We might fast to be in solidarity with hungry people around the world. I read this week that in northeast Nigeria, where Boko Haram has control and famine is increasing thanks to climate change, drought and political instability, there are virtually no children under the age of 5. The vulnerable – the young and old and ill – die first in famine. No children left under the age of 5 in northeast Nigeria. I read that and was just paralyzed. Giving up sugar for Lent just sounds silly in the face of that hunger. But each time I want something sweet, and remember I have a choice, if I take each moment of want as an opportunity to pray for people in Nigeria, there could be purpose in my fast.
Fasting from something – whether it’s candy or candy crush, offers us emptiness. Emptiness, which we are naturally inclined to fill. Emptiness, like wilderness, holy, bare ground. Lent is our invitation to dwell in the emptiness that follows us through all the ups and downs of our lives. The emptiness of broken hearts, broken bodies, broken relationships, broken dreams, broken promises.
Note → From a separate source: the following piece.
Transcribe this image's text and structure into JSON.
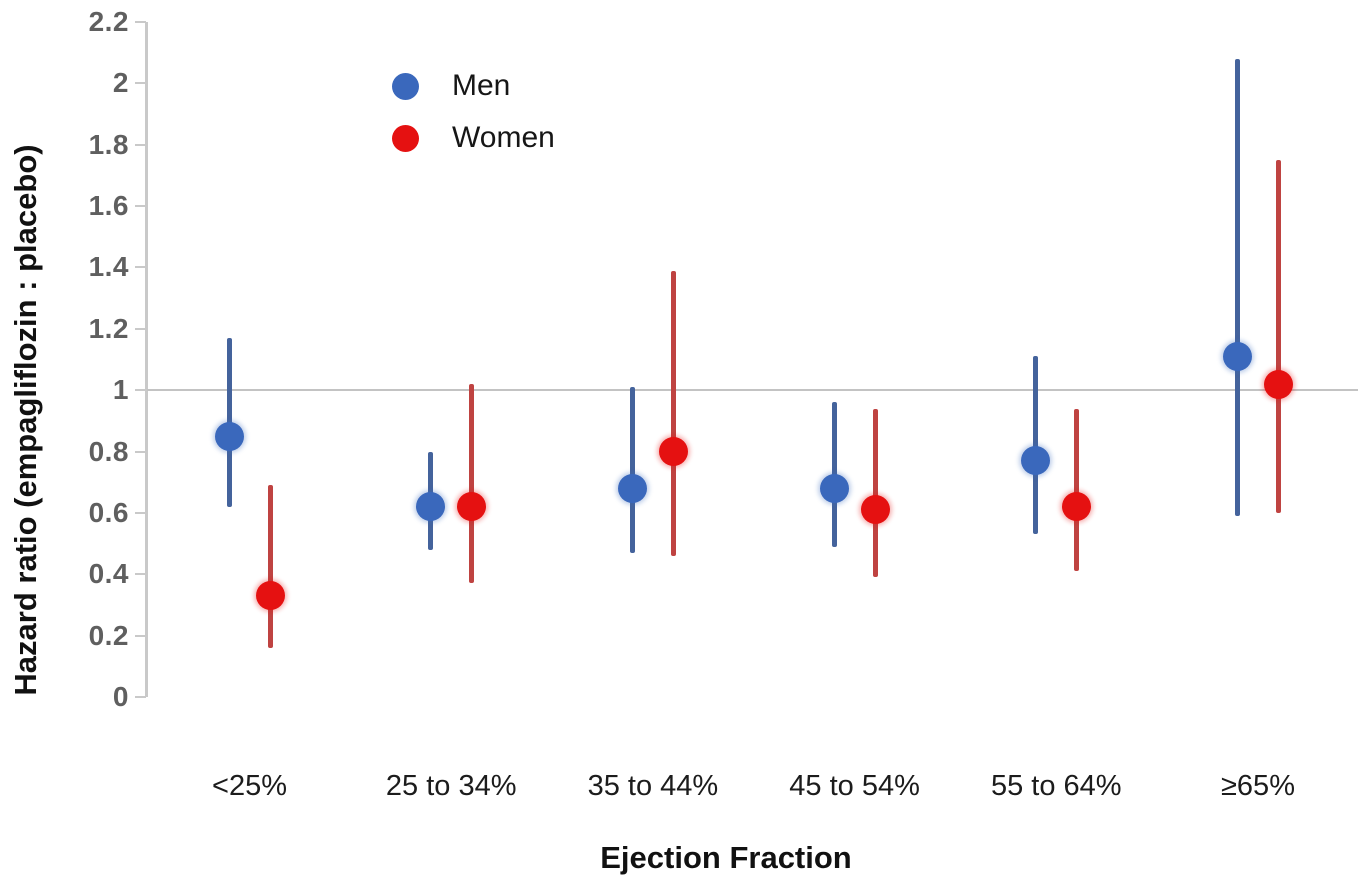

Our natural reaction to the emptiness of emotional pain is to distract ourselves, and we have sugar, alcohol, television, gambling and a zillion other places to run to.
Lent’s fasting is a journey of recovery as we move toward resurrection. Like a teenager entering the wilderness alone as a rite of passage into adulthood, we strike out into Lent’s desert for the risk and for the reward.
We come to church to feel close to God – God is everywhere, but it can be easier to feel God’s presence here. And for many people, God is easier to feel in the tangible stories of Jesus. In Lent we particularly tune in to Jesus’ physical, fleshy, incarnate being. All of us with bodies can share the experience of hunger.
How hungry would you be after 40 days of fasting? On which day would your stomach stop growling and simply shut down? I did a cleansing fast for a week – not zero intake, but pretty close to zero. It was so hard, I was hungry throughout the week. I’ve heard that after enough days of fasting, people lose their desire for food, their stomachs stop growling. Mine didn’t. In fact, that week I thought about food pretty much all the time. Which is unfortunate if we’re fasting to achieve some spiritual transcendence from our bodies!
But splitting our spirits from our bodies really doesn’t work, because we are both spirit and flesh, and we are divinely designed this way.
But my week of fasting did give me innumerable occasions to consider my hunger. How often I think I’m hungry, but I’m really bored. Or tired. Or anxious. How often when I crave chocolate, I’m tired and looking for a boost. How often when I crave mashed potatoes, what I really want is calm and comfort.
What are you hungry for today?
What fuels your hunger?
What soothes your hunger?
We are called to Lent’s holy ground, to the wilderness, to see ourselves bare, to surrender our pretenses and face into our emptiness. This is not a journey for the faint of heart, but for all of us who fear and can claim our fear. For us who long, and can claim our longing. We will never walk this journey alone. Amen.